Assuming it's a header, a cheap ways to find which header field leaked:
At this point I figured that I'd depend on the reported size of the leak with my tests. I didn't want to do multiple runs and didn't want to risk the whole parser to run differently so I didn't want to modify the input. Instead I figured there's a simple, yet generic way to track these sort of leaks.

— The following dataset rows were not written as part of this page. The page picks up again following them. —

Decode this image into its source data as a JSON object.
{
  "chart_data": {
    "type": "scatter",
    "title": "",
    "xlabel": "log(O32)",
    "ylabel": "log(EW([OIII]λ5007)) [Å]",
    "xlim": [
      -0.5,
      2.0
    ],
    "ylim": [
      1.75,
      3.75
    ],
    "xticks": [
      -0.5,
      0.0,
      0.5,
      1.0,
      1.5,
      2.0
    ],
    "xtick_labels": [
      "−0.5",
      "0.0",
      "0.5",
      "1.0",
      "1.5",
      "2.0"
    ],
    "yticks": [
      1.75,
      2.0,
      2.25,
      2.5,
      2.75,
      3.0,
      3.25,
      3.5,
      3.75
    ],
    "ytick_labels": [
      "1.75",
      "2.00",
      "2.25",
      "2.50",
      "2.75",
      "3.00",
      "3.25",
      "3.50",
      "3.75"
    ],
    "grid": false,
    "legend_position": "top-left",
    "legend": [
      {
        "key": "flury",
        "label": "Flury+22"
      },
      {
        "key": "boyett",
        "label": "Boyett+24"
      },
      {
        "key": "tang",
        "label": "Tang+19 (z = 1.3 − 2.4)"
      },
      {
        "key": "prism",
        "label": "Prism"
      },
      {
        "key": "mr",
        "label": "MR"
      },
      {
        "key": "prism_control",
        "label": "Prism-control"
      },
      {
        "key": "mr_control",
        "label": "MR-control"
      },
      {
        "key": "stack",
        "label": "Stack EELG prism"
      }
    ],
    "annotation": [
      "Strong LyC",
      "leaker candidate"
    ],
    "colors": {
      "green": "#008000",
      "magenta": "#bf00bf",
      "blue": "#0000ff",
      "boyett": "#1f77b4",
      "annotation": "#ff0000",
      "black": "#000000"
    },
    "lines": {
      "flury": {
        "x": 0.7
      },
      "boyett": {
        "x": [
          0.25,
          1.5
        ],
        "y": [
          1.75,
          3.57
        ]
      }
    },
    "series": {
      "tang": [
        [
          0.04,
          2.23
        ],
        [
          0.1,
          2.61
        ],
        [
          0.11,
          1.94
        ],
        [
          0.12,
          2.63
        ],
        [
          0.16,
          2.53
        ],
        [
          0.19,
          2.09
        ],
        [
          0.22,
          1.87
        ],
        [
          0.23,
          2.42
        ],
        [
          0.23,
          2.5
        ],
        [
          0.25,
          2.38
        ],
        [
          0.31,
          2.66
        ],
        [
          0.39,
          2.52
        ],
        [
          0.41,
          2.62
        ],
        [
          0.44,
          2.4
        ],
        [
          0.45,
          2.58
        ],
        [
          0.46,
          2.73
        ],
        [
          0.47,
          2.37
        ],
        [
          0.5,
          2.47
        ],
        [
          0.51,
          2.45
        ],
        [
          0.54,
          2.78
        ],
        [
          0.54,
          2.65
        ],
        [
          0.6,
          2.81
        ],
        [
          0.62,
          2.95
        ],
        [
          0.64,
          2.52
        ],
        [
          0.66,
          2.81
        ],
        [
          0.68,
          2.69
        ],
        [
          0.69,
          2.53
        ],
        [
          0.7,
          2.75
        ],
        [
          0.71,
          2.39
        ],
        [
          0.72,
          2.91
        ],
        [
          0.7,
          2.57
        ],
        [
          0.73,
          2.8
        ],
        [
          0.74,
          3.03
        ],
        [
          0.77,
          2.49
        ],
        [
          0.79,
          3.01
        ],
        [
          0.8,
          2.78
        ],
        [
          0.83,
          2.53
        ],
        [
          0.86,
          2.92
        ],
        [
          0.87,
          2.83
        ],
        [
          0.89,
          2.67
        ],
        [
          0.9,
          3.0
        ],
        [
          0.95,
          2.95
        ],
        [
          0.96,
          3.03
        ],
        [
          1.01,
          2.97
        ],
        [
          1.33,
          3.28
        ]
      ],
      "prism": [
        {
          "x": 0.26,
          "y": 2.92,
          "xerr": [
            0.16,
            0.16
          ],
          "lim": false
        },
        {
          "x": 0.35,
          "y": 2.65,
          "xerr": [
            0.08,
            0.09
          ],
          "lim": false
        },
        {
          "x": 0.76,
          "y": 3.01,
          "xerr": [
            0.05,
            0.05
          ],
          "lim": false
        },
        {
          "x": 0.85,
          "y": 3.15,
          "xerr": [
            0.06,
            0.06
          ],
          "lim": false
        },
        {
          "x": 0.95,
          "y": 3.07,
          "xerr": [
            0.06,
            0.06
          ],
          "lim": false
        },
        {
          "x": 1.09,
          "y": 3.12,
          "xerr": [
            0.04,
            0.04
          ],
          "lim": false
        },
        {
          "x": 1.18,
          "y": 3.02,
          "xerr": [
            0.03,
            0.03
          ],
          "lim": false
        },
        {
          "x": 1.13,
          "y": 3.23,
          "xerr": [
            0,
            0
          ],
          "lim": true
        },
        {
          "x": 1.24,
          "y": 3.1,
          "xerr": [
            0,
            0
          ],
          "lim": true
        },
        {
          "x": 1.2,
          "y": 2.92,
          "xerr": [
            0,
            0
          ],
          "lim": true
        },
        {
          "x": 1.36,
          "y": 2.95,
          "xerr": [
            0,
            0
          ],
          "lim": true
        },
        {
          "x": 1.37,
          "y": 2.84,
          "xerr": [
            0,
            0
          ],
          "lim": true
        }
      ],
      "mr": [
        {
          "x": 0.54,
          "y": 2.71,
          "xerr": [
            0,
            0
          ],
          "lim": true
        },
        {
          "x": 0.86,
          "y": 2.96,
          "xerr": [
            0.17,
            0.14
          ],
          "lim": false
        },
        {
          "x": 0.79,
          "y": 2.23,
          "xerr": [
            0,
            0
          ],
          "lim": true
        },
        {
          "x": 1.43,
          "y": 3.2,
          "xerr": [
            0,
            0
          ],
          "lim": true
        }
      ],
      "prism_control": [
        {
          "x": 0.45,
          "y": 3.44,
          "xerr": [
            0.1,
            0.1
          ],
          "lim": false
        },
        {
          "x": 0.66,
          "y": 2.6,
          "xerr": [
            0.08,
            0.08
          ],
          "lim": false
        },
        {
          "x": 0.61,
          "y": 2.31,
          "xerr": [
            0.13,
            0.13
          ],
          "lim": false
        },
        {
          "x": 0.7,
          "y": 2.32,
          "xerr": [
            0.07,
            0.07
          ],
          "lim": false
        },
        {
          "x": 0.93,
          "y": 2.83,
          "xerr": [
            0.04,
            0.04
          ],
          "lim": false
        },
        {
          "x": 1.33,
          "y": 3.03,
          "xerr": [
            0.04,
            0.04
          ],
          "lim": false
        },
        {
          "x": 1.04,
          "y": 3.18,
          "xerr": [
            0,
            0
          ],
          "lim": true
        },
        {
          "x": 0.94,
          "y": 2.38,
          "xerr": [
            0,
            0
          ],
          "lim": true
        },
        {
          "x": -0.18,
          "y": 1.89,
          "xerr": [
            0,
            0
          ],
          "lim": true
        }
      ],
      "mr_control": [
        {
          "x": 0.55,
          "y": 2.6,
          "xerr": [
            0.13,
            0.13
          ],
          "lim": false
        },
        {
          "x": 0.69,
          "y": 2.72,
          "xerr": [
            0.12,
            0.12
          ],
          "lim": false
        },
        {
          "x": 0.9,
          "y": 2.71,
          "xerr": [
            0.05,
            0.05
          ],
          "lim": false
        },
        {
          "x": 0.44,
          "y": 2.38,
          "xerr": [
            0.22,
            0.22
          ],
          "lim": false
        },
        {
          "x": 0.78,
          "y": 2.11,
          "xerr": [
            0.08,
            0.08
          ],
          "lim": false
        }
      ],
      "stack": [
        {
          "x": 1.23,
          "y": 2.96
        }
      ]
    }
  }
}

I estimated no string in the file is longer than 1000 characters. Right above the calloc() in the lexer I introduced a new static integer variable starting at 1000, increased before each allocation. This counter is sort of an ID of each allocation. Then I modified the calloc() to ignore the originally calculated string length and use this ID for allocation size. I also printed the ID-string pairs. The original code looked like this (simplified):
/* ... predict string size ... */ yylval.str = calloc(predicted_size, 1); /* ... build the string here ... */ return STRING;The resulting code looked like this (simplified):
/* ... predict string size ... */ static int alloc_id = 1000; alloc_id++; yylval.str = calloc(alloc_id, 1); /* ... build the string here ... */ fprintf(stderr, "STRING: %d '%s'\n", alloc_id, yylval.str); return STRING;I saved the list printed on stderr and checked valgrind's log to find the two strings in question were ID 1002 and ID 1007, both looked something like this:
1,3,4,c:2,5,6,s:7:8The only thing that looks like this is the layer group description ("Groups()"). From this point it was trivial to find the bug in the grammar.